Smart adventurers will look for these isolated dwellings as the sun begins to set; much better to have a roof over your head and walls around you than camp under the stars or rain clouds. See for example Fritz Leiber's The Jewels in the Forest.
Here I present three variations of combination house barns (using the American term; house byre or byre dwelling for the English) superimposed on the traditional five foot grid.
Dartmoor
Longhouse 1.
This
rude dwelling is a single structure with the family at one end and
the livestock at the other. The walls are usually dry stone and the
roof is thatch. Inside it is dark and smokey, as the there is no
chimney or flue for the open hearth. Always built on a slope, the
livestock are kept on the downhill side of the building where a small
culvert drains the foul slurry away through the wall. This plan can
be used to represent a variety of primitive house barns like the
Scottish blackhouse or French maison longue.
Dartmoor
Longhouse 2
Externally
the same, the interior has been made more habitable by adding posts
to support sleeping, storage and haylofts; accessible by ladders.

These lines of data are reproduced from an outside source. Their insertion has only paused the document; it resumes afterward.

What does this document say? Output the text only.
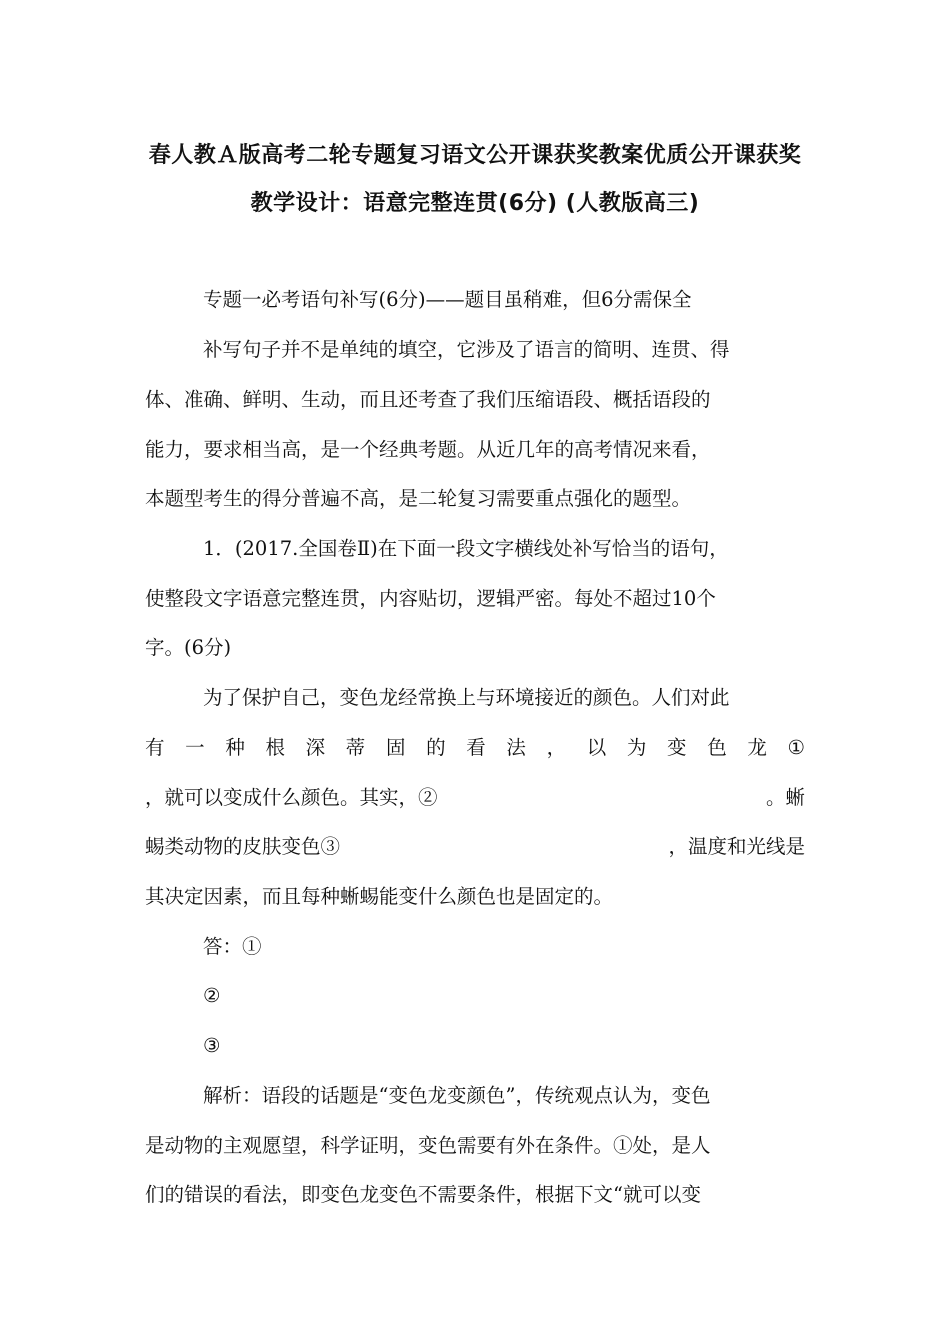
春人教Ａ版高考二轮专题复习语文公开课获奖教案优质公开课获奖
教学设计：语意完整连贯(6分) (人教版高三)
专题一必考语句补写(6分)——题目虽稍难，但6分需保全
补写句子并不是单纯的填空，它涉及了语言的简明、连贯、得
体、准确、鲜明、生动，而且还考查了我们压缩语段、概括语段的
能力，要求相当高，是一个经典考题。从近几年的高考情况来看，
本题型考生的得分普遍不高，是二轮复习需要重点强化的题型。
1．(2017.全国卷Ⅱ)在下面一段文字横线处补写恰当的语句，
使整段文字语意完整连贯，内容贴切，逻辑严密。每处不超过10个
字。(6分)
为了保护自己，变色龙经常换上与环境接近的颜色。人们对此
有 一 种 根 深 蒂 固 的 看 法 ， 以 为 变 色 龙 ①
，就可以变成什么颜色。其实，②	。蜥
蜴类动物的皮肤变色③	，温度和光线是
其决定因素，而且每种蜥蜴能变什么颜色也是固定的。
答：①
②
③
解析：语段的话题是“变色龙变颜色”，传统观点认为，变色
是动物的主观愿望，科学证明，变色需要有外在条件。①处，是人
们的错误的看法，即变色龙变色不需要条件，根据下文“就可以变
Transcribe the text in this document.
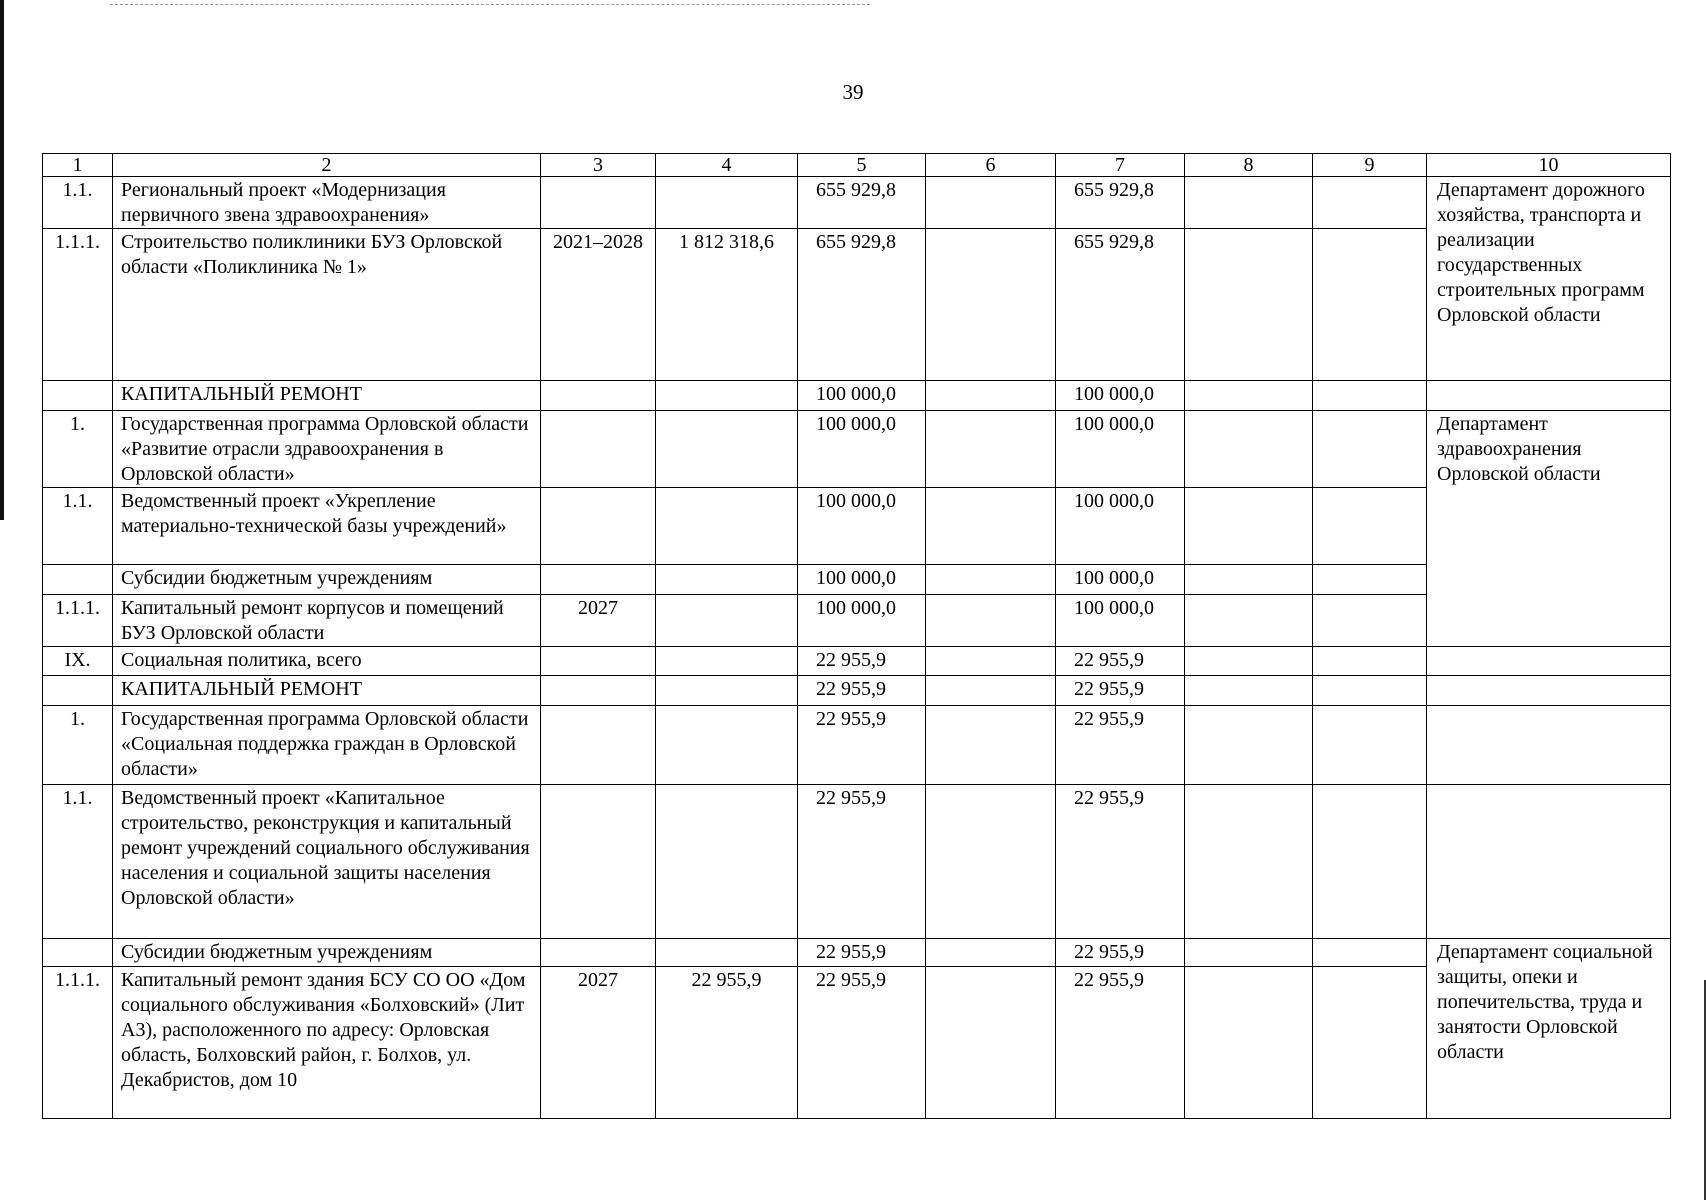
39
1	2	3	4	5	6	7	8	9	10
1.1.	Региональный проект «Модернизация первичного звена здравоохранения»			655 929,8		655 929,8			Департамент дорожного хозяйства, транспорта и реализации государственных строительных программ Орловской области
1.1.1.	Строительство поликлиники БУЗ Орловской области «Поликлиника № 1»	2021–2028	1 812 318,6	655 929,8		655 929,8			
	КАПИТАЛЬНЫЙ РЕМОНТ			100 000,0		100 000,0			
1.	Государственная программа Орловской области «Развитие отрасли здравоохранения в Орловской области»			100 000,0		100 000,0			Департамент здравоохранения Орловской области
1.1.	Ведомственный проект «Укрепление материально-технической базы учреждений»			100 000,0		100 000,0			
	Субсидии бюджетным учреждениям			100 000,0		100 000,0			
1.1.1.	Капитальный ремонт корпусов и помещений БУЗ Орловской области	2027		100 000,0		100 000,0			
IX.	Социальная политика, всего			22 955,9		22 955,9			
	КАПИТАЛЬНЫЙ РЕМОНТ			22 955,9		22 955,9			
1.	Государственная программа Орловской области «Социальная поддержка граждан в Орловской области»			22 955,9		22 955,9			
1.1.	Ведомственный проект «Капитальное строительство, реконструкция и капитальный ремонт учреждений социального обслуживания населения и социальной защиты населения Орловской области»			22 955,9		22 955,9			
	Субсидии бюджетным учреждениям			22 955,9		22 955,9			Департамент социальной защиты, опеки и попечительства, труда и занятости Орловской области
1.1.1.	Капитальный ремонт здания БСУ СО ОО «Дом социального обслуживания «Болховский» (Лит А3), расположенного по адресу: Орловская область, Болховский район, г. Болхов, ул. Декабристов, дом 10	2027	22 955,9	22 955,9		22 955,9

The hearth has become a ventilated fireplace, making the interior
less smokey at the cost of reduced light and heat. A manger has been
added for feeding the livestock.
More about Dartmoor longhouses here
Low
Saxon Farmhouse
More
prosperous than the longhouses, this building contains separate
entries and rooms for people to sleep in; as well as stables for cows
and horses and a indoor chicken coop. Pigs are kept outside. The
hearth is open again, but the thatched roof will usually have an
'Owl hole' for the smoke to rise through. The walls are timber framed and filled with wattle and daub or brick.